Безуспешно попытавшись напугать публику картинами грядущего Апокалипсиса во «Времени волков», здесь Ханеке с мнимым академизмом погружается в прошлое — где вроде бы можно посвятить себя чисто формальным задачам, костюмам и интерьерам (все это выполнено безупречно). Однако именно зрительское знание о близком будущем, неведомом персонажам, превращает сонную деревушку в библейский Армагеддон. Актуализация увиденного достигается за счет детей всех возрастов (давно известно, что умение работать с актерами-детьми — высший показатель владения режиссурой), снимающих социальные различия между обитателями деревни: в конце концов, все они, за исключением сына барона, учатся в одной школе.
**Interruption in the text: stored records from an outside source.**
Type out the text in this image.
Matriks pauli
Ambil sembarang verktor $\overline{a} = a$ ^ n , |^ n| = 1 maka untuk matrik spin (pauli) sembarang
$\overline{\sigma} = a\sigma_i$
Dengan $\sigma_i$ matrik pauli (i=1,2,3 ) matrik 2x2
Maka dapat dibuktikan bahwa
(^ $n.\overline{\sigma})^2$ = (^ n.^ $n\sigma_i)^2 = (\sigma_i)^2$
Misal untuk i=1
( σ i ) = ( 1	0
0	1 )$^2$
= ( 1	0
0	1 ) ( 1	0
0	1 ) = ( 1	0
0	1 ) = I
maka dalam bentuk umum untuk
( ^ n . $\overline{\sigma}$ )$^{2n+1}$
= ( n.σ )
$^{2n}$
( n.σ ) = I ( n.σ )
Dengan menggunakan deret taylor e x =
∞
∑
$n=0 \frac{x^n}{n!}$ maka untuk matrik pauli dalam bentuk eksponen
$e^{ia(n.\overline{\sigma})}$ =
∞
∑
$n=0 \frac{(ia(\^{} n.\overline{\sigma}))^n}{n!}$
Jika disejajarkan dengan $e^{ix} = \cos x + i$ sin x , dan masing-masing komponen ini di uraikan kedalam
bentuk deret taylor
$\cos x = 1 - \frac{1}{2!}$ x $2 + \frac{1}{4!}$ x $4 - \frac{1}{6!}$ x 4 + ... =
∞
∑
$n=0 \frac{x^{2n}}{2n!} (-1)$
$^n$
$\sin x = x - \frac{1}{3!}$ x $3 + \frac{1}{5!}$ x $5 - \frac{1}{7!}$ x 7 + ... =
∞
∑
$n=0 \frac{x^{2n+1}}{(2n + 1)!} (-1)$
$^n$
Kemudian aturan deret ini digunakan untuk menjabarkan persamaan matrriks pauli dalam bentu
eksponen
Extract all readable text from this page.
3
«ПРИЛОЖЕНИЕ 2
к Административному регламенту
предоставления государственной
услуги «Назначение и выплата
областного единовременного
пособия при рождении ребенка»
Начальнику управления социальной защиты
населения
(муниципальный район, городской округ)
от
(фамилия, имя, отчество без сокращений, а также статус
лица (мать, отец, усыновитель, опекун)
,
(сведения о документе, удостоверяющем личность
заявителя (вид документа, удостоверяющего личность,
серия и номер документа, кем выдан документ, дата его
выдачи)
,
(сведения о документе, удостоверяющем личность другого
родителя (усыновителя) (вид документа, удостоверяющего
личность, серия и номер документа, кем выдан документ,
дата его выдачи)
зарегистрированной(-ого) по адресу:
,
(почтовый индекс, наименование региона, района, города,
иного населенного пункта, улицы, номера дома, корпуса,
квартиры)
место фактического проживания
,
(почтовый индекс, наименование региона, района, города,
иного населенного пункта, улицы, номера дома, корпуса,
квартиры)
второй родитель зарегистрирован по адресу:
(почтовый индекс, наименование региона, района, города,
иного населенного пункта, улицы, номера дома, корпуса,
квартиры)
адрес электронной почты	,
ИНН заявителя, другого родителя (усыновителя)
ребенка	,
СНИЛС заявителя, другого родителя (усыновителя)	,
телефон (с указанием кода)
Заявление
Дети, мир которых закрыт от взрослых, — важнейшая часть пазла, инициаторы и жертвы тех актов осознанного насилия, которые свидетельствуют о начале конца. Именно эти дети через пару десятков лет будут строить в той же стране нацистскую утопию. В этом смысле «Белая лента» продолжает «Скрытое», в котором взрослые платили несообразную цену за детские прегрешения и терпели наказание от собственных потомков, вершивших безапелляционный суд.
Вопросы метафизической невинности и богооставленности Ханеке решает в чисто прагматическом ключе. Предположим, дети — носители первородного греха; в этом уверены их родители, подозревающие отпрысков во всех преступлениях и награждающие их инквизиторской «белой лентой», символом грядущего покаяния. Однако те без труда разрушают авторитет старших, уличая их в худших прегрешениях, — и, не утруждая себя разоблачениями, самостоятельно назначают им жестокую епитимью. А раз грех первороден, то и ребенок аристократов может быть наказан за то, что родился не у тех папы с мамой, а ребенок с синдромом Дауна — ослеплен за то, что не похож на остальных. Есть ли выход из замкнутого круга? Лишь слабость, не способная прийти на выручку другим, но свободная от лицемерного морализма, — то благословенное качество, которое демонстрирует, вопреки своему дидактическому призванию, рассказчик-учитель. В награду ему дарована любовь к наивной и чистой девице по имени Ева. Большая часть героев безымянна, и ничто не мешает предположить, что безымянного учителя зовут Адамом. Правда, с минуты на минуту грянет война, и из союза двух слабых и добрых сердец ничего не выйдет.
Жестокость «Белой ленты» иная, чем в «Забавных играх», она чище и правдивей: это невыносимая жестокость слов доктора, упрекающего многолетнюю любовницу в дряблости кожи и дурном запахе изо рта; жестокость старшей сестры, объясняющей четырехлетнему брату смысл слова «смерть»; жестокость невидящего взгляда ослепленного мальчика, устремленного прямо в зрительный зал. Жестокость как панацея от равнодушия. Подобно добряку-учителю, Ханеке (кстати, не только учитель по призванию, но и профессор Венской киноакадемии) отказывается судить виновных — по сути, ему не хватает уверенности даже для того, чтобы указать на них пальцем. К тому же история — вымышленная, а если бы она случилась на самом деле, все ее участники давным-давно лежали бы в могилах: некого сажать на скамью подсудимых.
Единственный суд, который может быть признан законным в таких обстоятельствах, — это суд зрителя над собой: а то вдруг грянет очередная мировая и рассудит всех без нас.